Whole-exome sequencing looks for variations in protein-coding genes to pinpoint the genetic origins of disease, but out of tens of thousands of genetic variants, only a handful will actually be linked to the disease in question. Current approaches require sequencers to go through their data and remove benign variants, which greatly delays analysis. The Mount Sinai and The Rockefeller University teams aim to speed the process by blacklisting non-pathogenic genetic variants; they have created the ReFiNE program based on this work, and also established a webserver on which other research teams can create their own blacklists.
“Until now, there has been no viable published method for filtering out non-pathogenic variants that are common in human genomes and absent from current genomic databases,” said Dr. Yuval Itan, an assistant professor of genetics and genomic sciences at the Icahn School of Medicine and senior author of the publication. “Using the blacklist, researchers will now be able to remove genetic ‘noise’ and focus on true disease-causing mutations.”
“The industry and academia both face the same problem when trying to go through exomes and genomes, which is false-positive variants: genetic variants that are detected as disease-causing or interesting while they are not, they’re just basically being noise in analysis,” Itan explains. “And this is usually the majority of the data that the industry would be dealing with in case they do not immediately find the disease-causing mutations in the exomes and genomes they are facing. So it’s really crucial for everyone dealing with human genomics to have such tools to remove as much noise as possible, but without removing true disease-causing mutations from the analysis.”
Itan tells DDNews that they tested their approach to minimize false-negatives by using results from the Human Gene Mutation Database, as well as with 129 patients whose disease-causing mutations were already known. In the 129 patients, none of their mutations were predicted to be blacklist variants, Itan says, noting that “It’s a very safe method to remove irrelevant variants while having a very low risk of removing the true mutations from the analysis.”

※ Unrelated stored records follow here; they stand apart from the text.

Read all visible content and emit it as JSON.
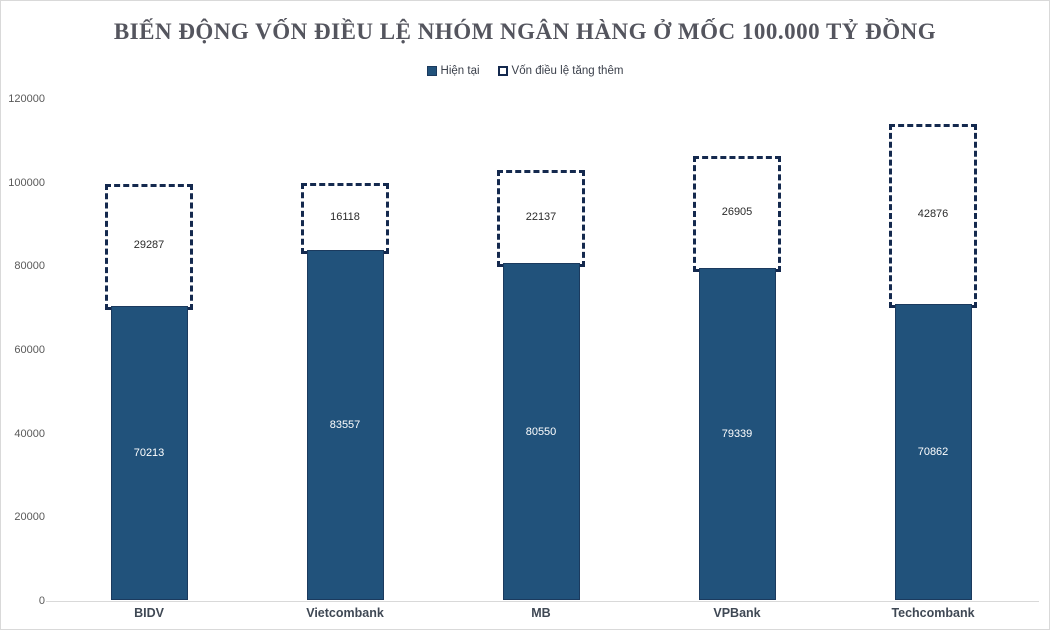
{
  "title": "BIẾN ĐỘNG VỐN ĐIỀU LỆ NHÓM NGÂN HÀNG Ở MỐC 100.000 TỶ ĐỒNG",
  "legend": {
    "items": [
      {
        "label": "Hiện tại",
        "style": "solid"
      },
      {
        "label": "Vốn điều lệ tăng thêm",
        "style": "dashed"
      }
    ]
  },
  "colors": {
    "bar_fill": "#21527b",
    "bar_border": "#1b3a5e",
    "dash_border": "#14294e",
    "axis_line": "#d9d9d9",
    "title_text": "#54555e",
    "tick_text": "#595959"
  },
  "chart_data": {
    "type": "bar",
    "subtype": "stacked",
    "categories": [
      "BIDV",
      "Vietcombank",
      "MB",
      "VPBank",
      "Techcombank"
    ],
    "series": [
      {
        "name": "Hiện tại",
        "values": [
          70213,
          83557,
          80550,
          79339,
          70862
        ],
        "style": "solid-fill"
      },
      {
        "name": "Vốn điều lệ tăng thêm",
        "values": [
          29287,
          16118,
          22137,
          26905,
          42876
        ],
        "style": "dashed-outline"
      }
    ],
    "title": "BIẾN ĐỘNG VỐN ĐIỀU LỆ NHÓM NGÂN HÀNG Ở MỐC 100.000 TỶ ĐỒNG",
    "xlabel": "",
    "ylabel": "",
    "ylim": [
      0,
      120000
    ],
    "y_ticks": [
      0,
      20000,
      40000,
      60000,
      80000,
      100000,
      120000
    ],
    "grid": false,
    "legend_position": "top-center",
    "data_labels": "inside-center"
  }
}
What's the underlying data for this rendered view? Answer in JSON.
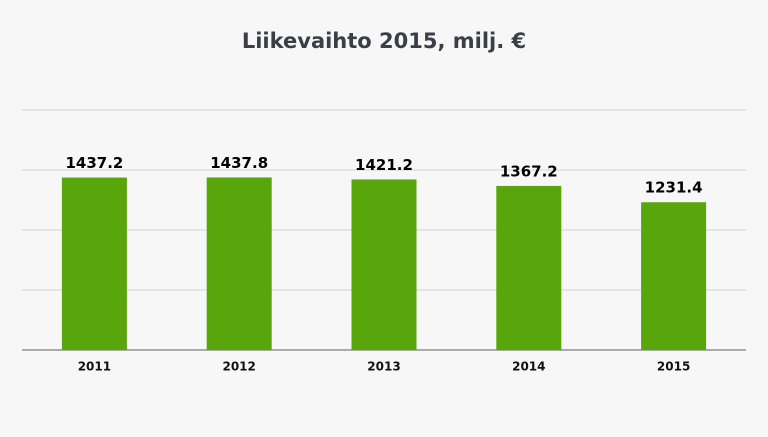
{
  "chart_data": {
    "type": "bar",
    "title": "Liikevaihto 2015, milj. €",
    "categories": [
      "2011",
      "2012",
      "2013",
      "2014",
      "2015"
    ],
    "values": [
      1437.2,
      1437.8,
      1421.2,
      1367.2,
      1231.4
    ],
    "color": "#59a50c",
    "ylim": [
      0,
      2000
    ],
    "yticks": [
      0,
      500,
      1000,
      1500,
      2000
    ],
    "grid": true
  }
}
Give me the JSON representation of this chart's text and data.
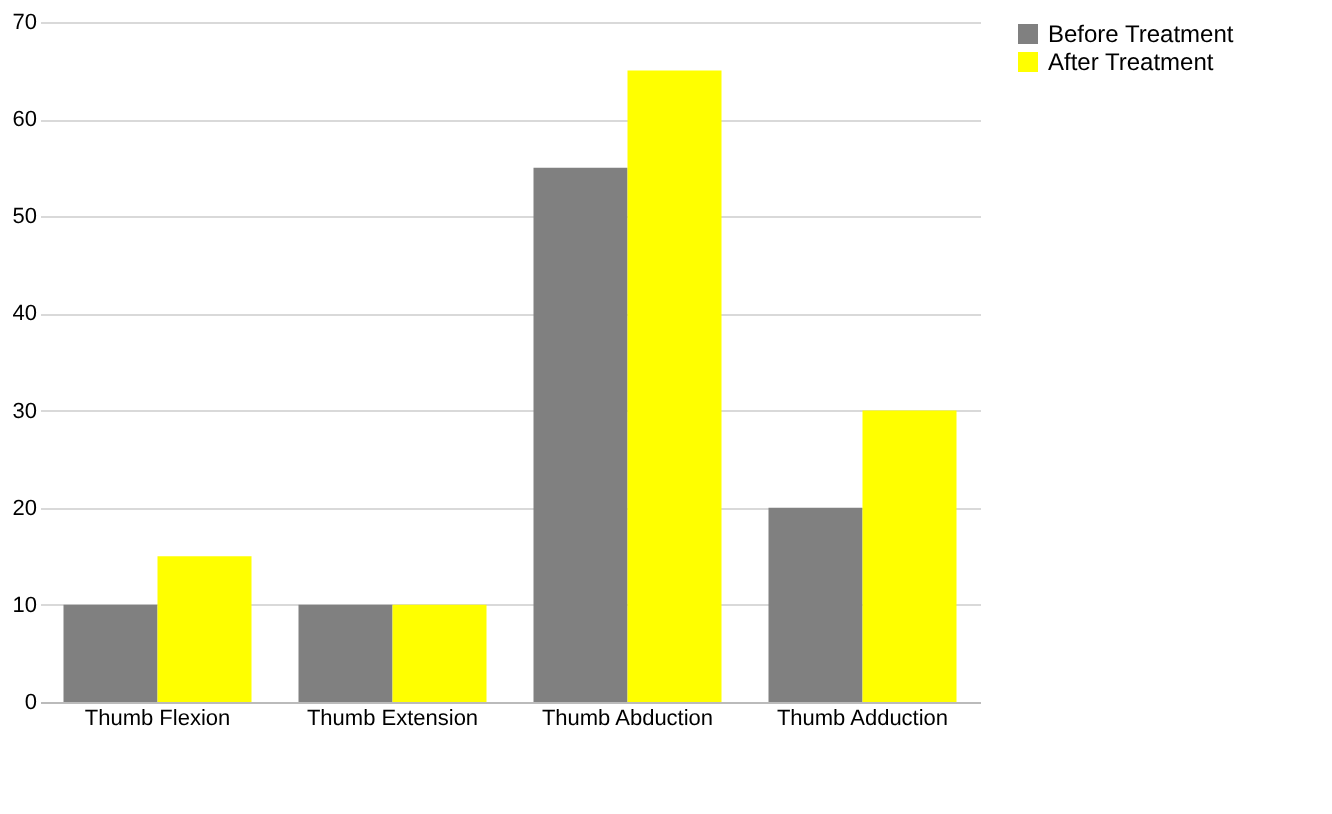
{
  "chart_data": {
    "type": "bar",
    "categories": [
      "Thumb Flexion",
      "Thumb Extension",
      "Thumb Abduction",
      "Thumb Adduction"
    ],
    "series": [
      {
        "name": "Before Treatment",
        "color": "#808080",
        "values": [
          10,
          10,
          55,
          20
        ]
      },
      {
        "name": "After Treatment",
        "color": "#ffff00",
        "values": [
          15,
          10,
          65,
          30
        ]
      }
    ],
    "ylim": [
      0,
      70
    ],
    "yticks": [
      0,
      10,
      20,
      30,
      40,
      50,
      60,
      70
    ],
    "grid": "y",
    "legend": "right"
  }
}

Itan adds that he expects this blacklisting method will work in other types of sequencing as well, commenting that while they only tested it with a few whole genomes, compared to testing it with thousands of exomes, “The majority of the genomic regions that are not covered by the exome are not pathogenic and have an even lower impact, so I expect the risk and performance in whole-genome to be even better, actually, than we show in whole-exome.” RNA sequencing will likely benefit from this tactic as well, he says.